Eine dringend notwendige Aufmerksamkeit, denn er ist nur eine von unzähligen Bedrohungen durch Cyberkriminelle, die sich Zugang zu Computern verschaffen – privaten ebenso wie denen von Unternehmen. „50 Milliarden Euro“, so Professor Dr. Norbert Pohlmann, „gehen der Wirtschaft jedes Jahr durch digitale Spionage verloren.“ Der Geschäftsführende Direktor des Instituts für Internet- Sicherheit – if(is) befasst sich seit mehr als 30 Jahren intensiv mit dem Thema.

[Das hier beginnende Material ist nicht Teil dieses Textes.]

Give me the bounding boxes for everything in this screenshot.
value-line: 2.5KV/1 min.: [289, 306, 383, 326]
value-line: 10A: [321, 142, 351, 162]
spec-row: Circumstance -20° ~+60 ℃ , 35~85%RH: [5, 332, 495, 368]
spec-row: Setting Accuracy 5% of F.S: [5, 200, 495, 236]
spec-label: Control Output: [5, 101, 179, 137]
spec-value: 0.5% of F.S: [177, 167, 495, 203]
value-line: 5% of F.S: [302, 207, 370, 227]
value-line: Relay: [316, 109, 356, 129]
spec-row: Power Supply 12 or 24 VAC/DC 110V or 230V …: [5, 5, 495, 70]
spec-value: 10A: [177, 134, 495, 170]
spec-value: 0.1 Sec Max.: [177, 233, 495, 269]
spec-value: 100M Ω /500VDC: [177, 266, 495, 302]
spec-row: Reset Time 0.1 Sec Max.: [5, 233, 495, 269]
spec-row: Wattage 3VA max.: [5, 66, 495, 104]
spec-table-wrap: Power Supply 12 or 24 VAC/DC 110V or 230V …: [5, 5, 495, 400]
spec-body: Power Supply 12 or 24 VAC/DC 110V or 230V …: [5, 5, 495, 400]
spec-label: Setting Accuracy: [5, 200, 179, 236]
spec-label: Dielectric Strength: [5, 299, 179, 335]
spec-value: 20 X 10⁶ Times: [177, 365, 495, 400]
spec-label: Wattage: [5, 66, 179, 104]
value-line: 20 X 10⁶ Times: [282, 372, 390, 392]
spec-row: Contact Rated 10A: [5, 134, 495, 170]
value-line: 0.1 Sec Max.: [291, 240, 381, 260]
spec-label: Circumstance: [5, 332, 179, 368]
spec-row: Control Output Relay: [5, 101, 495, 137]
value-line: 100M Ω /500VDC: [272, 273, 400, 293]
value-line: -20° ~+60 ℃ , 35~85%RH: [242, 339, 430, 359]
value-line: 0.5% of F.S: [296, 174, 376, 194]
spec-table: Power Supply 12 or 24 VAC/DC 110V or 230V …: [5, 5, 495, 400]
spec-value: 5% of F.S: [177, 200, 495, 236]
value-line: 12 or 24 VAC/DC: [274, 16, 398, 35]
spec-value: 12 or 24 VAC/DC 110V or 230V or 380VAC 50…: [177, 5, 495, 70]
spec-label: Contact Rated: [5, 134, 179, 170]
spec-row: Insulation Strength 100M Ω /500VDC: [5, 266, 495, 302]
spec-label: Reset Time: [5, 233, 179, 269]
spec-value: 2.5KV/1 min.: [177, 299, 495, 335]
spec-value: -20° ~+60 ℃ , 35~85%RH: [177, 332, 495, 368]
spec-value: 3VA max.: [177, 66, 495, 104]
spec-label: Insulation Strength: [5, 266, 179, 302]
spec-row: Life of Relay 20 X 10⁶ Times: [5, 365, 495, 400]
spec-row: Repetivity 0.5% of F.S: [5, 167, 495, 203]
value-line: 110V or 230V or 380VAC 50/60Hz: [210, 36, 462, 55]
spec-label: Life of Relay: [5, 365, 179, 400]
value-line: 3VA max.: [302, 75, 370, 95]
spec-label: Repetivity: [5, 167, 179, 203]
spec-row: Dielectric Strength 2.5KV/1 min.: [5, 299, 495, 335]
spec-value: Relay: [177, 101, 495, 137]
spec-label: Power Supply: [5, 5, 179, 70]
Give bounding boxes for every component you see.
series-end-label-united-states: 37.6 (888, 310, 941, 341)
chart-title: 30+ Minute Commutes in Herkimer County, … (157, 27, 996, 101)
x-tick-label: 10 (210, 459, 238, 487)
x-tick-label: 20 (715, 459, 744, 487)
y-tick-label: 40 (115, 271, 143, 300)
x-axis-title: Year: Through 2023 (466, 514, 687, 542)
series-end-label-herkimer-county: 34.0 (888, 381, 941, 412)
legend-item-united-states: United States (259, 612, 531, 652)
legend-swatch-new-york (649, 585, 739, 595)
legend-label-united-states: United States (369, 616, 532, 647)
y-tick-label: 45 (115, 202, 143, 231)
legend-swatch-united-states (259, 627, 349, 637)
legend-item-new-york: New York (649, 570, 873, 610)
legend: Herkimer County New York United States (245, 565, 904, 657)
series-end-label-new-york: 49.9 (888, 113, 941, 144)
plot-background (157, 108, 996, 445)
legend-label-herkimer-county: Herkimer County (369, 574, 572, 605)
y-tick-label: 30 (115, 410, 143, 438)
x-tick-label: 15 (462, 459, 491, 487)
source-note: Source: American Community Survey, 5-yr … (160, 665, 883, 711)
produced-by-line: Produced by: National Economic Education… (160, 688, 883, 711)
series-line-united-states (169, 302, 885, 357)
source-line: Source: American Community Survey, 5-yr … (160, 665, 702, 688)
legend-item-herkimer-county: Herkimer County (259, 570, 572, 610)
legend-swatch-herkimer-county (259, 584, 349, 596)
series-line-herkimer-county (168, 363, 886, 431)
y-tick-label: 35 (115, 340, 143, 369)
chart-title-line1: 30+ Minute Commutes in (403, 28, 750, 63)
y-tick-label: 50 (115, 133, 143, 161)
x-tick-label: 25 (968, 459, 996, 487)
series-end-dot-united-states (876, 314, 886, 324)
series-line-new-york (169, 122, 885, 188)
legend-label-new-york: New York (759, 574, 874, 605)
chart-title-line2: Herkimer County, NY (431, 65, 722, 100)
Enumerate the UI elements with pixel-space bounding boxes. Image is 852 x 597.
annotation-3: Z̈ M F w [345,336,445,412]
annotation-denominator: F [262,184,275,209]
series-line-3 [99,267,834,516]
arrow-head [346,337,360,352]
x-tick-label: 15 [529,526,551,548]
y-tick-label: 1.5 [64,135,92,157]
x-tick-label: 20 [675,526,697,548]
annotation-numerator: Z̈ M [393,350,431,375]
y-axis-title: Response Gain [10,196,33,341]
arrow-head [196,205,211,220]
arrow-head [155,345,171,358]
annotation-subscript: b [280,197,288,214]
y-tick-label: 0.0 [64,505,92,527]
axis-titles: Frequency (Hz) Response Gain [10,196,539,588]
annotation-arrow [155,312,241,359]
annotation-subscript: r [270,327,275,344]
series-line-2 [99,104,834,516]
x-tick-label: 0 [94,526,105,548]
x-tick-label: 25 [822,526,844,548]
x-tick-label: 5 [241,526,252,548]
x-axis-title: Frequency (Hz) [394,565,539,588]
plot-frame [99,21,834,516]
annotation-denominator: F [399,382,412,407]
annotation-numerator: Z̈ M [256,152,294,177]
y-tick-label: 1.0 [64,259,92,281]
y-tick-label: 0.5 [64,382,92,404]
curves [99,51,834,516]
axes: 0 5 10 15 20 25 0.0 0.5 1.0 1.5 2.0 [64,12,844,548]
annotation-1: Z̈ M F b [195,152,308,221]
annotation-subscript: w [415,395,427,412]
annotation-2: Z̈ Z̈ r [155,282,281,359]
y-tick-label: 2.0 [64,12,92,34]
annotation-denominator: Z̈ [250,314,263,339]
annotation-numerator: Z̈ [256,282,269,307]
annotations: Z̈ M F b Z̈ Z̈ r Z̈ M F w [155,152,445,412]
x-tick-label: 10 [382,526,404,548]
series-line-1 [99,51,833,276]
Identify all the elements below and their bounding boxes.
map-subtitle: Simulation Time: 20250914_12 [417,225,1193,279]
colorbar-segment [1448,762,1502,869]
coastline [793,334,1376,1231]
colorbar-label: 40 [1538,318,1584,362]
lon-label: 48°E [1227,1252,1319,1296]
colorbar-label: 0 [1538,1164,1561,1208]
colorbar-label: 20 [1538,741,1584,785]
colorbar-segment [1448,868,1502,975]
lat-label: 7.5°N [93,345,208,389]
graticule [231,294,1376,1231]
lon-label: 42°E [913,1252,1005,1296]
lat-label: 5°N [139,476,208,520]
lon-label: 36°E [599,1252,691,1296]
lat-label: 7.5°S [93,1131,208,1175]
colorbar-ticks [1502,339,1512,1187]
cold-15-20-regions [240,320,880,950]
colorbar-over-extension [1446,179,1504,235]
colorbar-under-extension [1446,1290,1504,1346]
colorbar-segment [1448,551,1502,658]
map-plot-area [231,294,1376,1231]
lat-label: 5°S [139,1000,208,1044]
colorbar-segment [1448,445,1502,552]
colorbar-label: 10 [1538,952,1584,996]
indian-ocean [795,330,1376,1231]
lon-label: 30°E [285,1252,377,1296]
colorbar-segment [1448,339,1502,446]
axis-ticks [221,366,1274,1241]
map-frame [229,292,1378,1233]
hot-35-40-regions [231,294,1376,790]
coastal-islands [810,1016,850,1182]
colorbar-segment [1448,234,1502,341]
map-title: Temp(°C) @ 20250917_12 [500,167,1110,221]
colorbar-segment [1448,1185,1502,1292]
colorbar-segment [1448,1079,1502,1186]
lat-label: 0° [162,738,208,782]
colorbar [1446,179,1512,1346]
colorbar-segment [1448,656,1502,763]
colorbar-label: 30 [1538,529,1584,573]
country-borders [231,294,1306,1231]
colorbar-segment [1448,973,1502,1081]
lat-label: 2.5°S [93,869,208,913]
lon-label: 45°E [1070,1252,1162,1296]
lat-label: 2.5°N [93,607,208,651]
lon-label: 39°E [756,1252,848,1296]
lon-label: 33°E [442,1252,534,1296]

Kundendaten oder Informationen aus der Entwicklung seien in der Regel das Ziel, wenn Unternehmen angegriffen würden. Die gefährliche Malware könne auf verschiedenen Wegen auf den Rechner gelangen, erläutert er. Durch einen Massenangriff per Spam etwa, mit einem Link oder Anhang, über den der Trojaner oder das Virus installiert wird. Auch Websites können – ohne Wissen der Betreiber – folgenreiche Links enthalten und zur Gefahr für Nutzer werden. „IT-Sicherheitsprodukte sind heute nicht sicher genug, um solche Angriffe zu verhindern. Die entsprechende Standard-Software zieht viel Altes aus den vergangenen 30 Jahren ihrer Entwicklung mit und ist dadurch sehr komplex und anfällig“, kritisiert Pohlmann.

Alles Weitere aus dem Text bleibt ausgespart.